We can now pull the needed data from the API - first the accident numbers:
variable_codes <- vars_acc$id[c(1, 3, 6)] # UHELDA, KLOK and Tid
variable_values <- list(c(1000, 2000), NA, NA) # all values for KLOK and Tid
# Construct the variable_input as a list of code-values pairs
variable_input <- purrr::map2(.x = variable_codes, .y = variable_values, .f = ~list(code = .x, values = .y))
# Get data
accidents <- get_data("uheld4", variables = variable_input)
#> Rows: 1350 Columns: 4
#> ── Column specification ────────────────────────────────────────────────────────
#> Delimiter: ";"
#> chr (2): UHELDA, KLOK
#> dbl (2): TID, INDHOLD
#>
#> ℹ Use `spec()` to retrieve the full column specification for this data.
#> ℹ Specify the column types or set `show_col_types = FALSE` to quiet this message.
head(accidents) %>% kable()
UHELDA | KLOK | TID | INDHOLD |
---|---|---|---|
Accidents involving persons influenced by alcohol | 00-01 | 1997 | 94 |
Accidents involving persons influenced by alcohol | 00-01 | 1998 | 85 |
Accidents involving persons influenced by alcohol | 00-01 | 1999 | 81 |
Accidents involving persons influenced by alcohol | 00-01 | 2000 | 87 |
Accidents involving persons influenced by alcohol | 00-01 | 2001 | 77 |
Accidents involving persons influenced by alcohol | 00-01 | 2002 | 91 |
and then the alcohol sales and consumption values:
variable_codes <- vars_alco$id
variable_values <- list(c("055", "09"), NA) # All values for Tid
# Construct the variable_input as a list of code-values pairs
variable_input <- purrr::map2(.x = variable_codes, .y = variable_values, .f = ~list(code = .x, values = .y))
# Get data
alcohol <- get_data("alko3", variables = variable_input)
#> Rows: 132 Columns: 3
#> ── Column specification ────────────────────────────────────────────────────────
#> Delimiter: ";"
#> chr (2): TYPE, INDHOLD
#> dbl (1): TID
#>
#> ℹ Use `spec()` to retrieve the full column specification for this data.
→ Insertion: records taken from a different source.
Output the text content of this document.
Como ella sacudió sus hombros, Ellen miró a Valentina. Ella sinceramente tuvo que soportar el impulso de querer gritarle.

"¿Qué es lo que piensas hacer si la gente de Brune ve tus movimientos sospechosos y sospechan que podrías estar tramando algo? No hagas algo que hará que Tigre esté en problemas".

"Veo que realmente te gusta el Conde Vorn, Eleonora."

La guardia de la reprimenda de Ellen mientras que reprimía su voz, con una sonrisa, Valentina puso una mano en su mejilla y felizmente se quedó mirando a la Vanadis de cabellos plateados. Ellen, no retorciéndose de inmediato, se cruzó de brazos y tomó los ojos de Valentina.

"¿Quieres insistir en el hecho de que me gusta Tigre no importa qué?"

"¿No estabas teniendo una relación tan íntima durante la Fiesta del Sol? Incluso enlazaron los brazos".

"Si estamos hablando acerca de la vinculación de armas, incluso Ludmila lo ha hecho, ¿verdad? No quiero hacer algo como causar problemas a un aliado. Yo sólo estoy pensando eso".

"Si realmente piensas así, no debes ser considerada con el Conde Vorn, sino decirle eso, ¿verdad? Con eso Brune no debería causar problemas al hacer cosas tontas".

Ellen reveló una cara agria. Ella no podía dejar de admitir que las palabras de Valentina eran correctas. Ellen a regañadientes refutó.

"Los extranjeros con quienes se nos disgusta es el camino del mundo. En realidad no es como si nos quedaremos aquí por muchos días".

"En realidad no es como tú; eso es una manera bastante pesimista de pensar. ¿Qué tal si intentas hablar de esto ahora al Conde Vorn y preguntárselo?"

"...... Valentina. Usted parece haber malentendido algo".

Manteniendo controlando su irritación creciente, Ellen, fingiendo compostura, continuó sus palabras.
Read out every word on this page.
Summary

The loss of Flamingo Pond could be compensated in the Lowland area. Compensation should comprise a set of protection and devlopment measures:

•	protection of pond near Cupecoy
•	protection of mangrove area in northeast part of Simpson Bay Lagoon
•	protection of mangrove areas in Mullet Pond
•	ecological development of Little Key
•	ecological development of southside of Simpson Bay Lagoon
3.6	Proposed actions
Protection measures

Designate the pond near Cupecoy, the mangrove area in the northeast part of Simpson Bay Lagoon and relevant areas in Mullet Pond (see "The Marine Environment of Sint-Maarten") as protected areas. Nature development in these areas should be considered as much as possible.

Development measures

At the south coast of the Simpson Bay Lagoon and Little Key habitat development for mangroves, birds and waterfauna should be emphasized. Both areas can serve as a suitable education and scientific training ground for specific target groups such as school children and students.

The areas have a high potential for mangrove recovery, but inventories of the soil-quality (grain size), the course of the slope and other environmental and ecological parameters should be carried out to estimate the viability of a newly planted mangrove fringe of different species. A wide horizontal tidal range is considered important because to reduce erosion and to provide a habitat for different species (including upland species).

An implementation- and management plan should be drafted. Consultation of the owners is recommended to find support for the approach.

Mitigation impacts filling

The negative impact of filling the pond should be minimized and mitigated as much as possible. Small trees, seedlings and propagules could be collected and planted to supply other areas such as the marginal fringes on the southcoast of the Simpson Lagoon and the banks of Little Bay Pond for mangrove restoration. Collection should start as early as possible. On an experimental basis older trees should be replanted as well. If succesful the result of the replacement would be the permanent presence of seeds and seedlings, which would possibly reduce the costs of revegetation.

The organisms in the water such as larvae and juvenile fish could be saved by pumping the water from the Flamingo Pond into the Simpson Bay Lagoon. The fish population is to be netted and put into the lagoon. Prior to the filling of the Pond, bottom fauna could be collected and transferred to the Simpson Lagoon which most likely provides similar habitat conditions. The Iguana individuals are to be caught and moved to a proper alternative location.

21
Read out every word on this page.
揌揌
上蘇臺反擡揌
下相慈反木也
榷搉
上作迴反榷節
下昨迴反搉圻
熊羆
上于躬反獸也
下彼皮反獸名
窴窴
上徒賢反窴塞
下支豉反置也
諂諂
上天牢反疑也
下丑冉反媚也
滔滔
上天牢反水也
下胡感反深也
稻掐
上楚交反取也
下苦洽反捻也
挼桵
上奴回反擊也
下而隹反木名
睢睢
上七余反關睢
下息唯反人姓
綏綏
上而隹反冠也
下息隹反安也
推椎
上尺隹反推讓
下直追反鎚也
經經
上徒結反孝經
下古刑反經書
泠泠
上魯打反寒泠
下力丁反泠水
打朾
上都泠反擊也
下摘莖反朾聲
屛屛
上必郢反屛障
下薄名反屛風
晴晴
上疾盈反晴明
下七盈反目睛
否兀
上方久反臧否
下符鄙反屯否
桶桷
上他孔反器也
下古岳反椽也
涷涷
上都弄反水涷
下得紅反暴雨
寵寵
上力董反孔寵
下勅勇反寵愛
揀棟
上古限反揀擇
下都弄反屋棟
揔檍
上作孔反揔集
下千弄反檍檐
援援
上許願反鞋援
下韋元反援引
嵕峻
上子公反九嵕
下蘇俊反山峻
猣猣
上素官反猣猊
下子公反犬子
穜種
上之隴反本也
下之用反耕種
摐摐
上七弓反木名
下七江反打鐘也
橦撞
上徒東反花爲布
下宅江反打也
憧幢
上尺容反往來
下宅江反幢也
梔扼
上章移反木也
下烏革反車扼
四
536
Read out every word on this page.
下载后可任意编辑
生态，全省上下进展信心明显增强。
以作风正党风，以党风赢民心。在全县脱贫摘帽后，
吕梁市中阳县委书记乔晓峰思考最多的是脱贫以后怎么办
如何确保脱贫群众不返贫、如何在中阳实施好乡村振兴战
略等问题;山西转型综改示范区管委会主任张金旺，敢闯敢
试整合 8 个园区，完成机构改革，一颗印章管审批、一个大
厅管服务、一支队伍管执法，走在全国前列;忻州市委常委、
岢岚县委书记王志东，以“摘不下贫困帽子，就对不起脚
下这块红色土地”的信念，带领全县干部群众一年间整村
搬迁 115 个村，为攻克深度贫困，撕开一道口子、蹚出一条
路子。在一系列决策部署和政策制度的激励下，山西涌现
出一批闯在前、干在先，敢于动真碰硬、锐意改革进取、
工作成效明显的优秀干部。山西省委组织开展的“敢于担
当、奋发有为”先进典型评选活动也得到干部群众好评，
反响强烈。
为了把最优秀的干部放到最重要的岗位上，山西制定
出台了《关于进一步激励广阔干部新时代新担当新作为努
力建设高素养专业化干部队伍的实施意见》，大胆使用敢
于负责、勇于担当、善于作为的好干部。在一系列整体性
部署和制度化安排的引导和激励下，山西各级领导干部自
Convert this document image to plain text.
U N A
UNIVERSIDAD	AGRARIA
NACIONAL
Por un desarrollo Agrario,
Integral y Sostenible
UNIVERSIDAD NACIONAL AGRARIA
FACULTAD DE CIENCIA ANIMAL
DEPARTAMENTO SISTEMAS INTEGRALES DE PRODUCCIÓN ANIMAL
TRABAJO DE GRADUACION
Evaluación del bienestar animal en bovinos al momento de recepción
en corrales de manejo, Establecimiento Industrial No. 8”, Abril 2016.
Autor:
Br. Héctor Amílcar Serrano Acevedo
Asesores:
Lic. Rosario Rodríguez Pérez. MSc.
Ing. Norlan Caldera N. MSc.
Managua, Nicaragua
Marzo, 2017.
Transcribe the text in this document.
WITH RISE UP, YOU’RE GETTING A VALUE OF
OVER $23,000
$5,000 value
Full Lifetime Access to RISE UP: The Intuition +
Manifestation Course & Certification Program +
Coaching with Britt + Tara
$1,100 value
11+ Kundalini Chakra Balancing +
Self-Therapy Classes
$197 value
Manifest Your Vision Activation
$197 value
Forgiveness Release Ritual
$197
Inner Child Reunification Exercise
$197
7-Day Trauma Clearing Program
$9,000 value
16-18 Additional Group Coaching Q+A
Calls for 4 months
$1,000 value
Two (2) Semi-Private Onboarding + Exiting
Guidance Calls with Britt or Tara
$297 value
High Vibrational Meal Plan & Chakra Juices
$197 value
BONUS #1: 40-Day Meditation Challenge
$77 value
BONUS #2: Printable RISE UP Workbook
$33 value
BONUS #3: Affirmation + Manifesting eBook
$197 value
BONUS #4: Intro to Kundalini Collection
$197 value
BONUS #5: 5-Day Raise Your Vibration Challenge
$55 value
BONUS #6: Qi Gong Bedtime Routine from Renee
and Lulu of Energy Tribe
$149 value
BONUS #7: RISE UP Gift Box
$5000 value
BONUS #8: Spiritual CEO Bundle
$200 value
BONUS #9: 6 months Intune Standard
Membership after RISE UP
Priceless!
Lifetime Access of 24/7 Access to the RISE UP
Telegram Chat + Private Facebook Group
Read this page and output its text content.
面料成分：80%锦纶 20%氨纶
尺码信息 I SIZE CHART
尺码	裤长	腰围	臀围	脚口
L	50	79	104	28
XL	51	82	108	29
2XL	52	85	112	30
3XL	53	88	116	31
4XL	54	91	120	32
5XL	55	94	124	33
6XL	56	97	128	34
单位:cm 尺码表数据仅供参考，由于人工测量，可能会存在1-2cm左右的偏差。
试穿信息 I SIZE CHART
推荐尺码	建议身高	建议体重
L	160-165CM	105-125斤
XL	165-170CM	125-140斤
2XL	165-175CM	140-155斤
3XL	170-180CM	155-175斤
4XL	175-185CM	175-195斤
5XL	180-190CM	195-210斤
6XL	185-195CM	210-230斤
#> ℹ Specify the column types or set `show_col_types = FALSE` to quiet this message.
alcohol %>%
filter(INDHOLD != "..") %>% # the API returns ".." as missing values
head() %>%
kable()
TYPE | TID | INDHOLD |
---|---|---|
Consumption of lager equivalents, total, excl. tax free beer (index 2000=100) (alc. 4,6 vol.) (2000- | 2000 | 100 |
Consumption of lager equivalents, total, excl. tax free beer (index 2000=100) (alc. 4,6 vol.) (2000- | 2001 | 97 |
Consumption of lager equivalents, total, excl. tax free beer (index 2000=100) (alc. 4,6 vol.) (2000- | 2002 | 96 |
Consumption of lager equivalents, total, excl. tax free beer (index 2000=100) (alc. 4,6 vol.) (2000- | 2003 | 98 |
Consumption of lager equivalents, total, excl. tax free beer (index 2000=100) (alc. 4,6 vol.) (2000- | 2004 | 93 |
Consumption of lager equivalents, total, excl. tax free beer (index 2000=100) (alc. 4,6 vol.) (2000- | 2005 | 93 |
An interesting analysis would be to see at which time of day most accidents occur:
accidents_by_hour <- accidents %>%
filter(KLOK != "Not stated") %>%
group_by(UHELDA, KLOK) %>%
summarise(mean_accidents = mean(INDHOLD, na.rm = TRUE))
#> `summarise()` has grouped output by 'UHELDA'. You can override using the
#> `.groups` argument.
accidents_by_hour %>%
ggplot(aes(x = KLOK, y = mean_accidents, color = UHELDA, group = UHELDA)) +
geom_line() +
geom_point() +
theme_bw() +
theme(legend.position="top") +
labs(x = "Time of day", y = "Average annual accidents")
A pattern is quite clear: non-alcohol related accidents peak during commute hours in the morning and the afternoon, while alcohol related accidents are highest and almost equally likely between 6pm and 3am. It is important to note here that the values on the y-axis are total annual accidents for the average year between 1997 and 2018. So a value of e.g. 50, means that of all accidents in an average year 50 occurred in a given hour (summed over all days in the year) - so these are not average hourly accidents.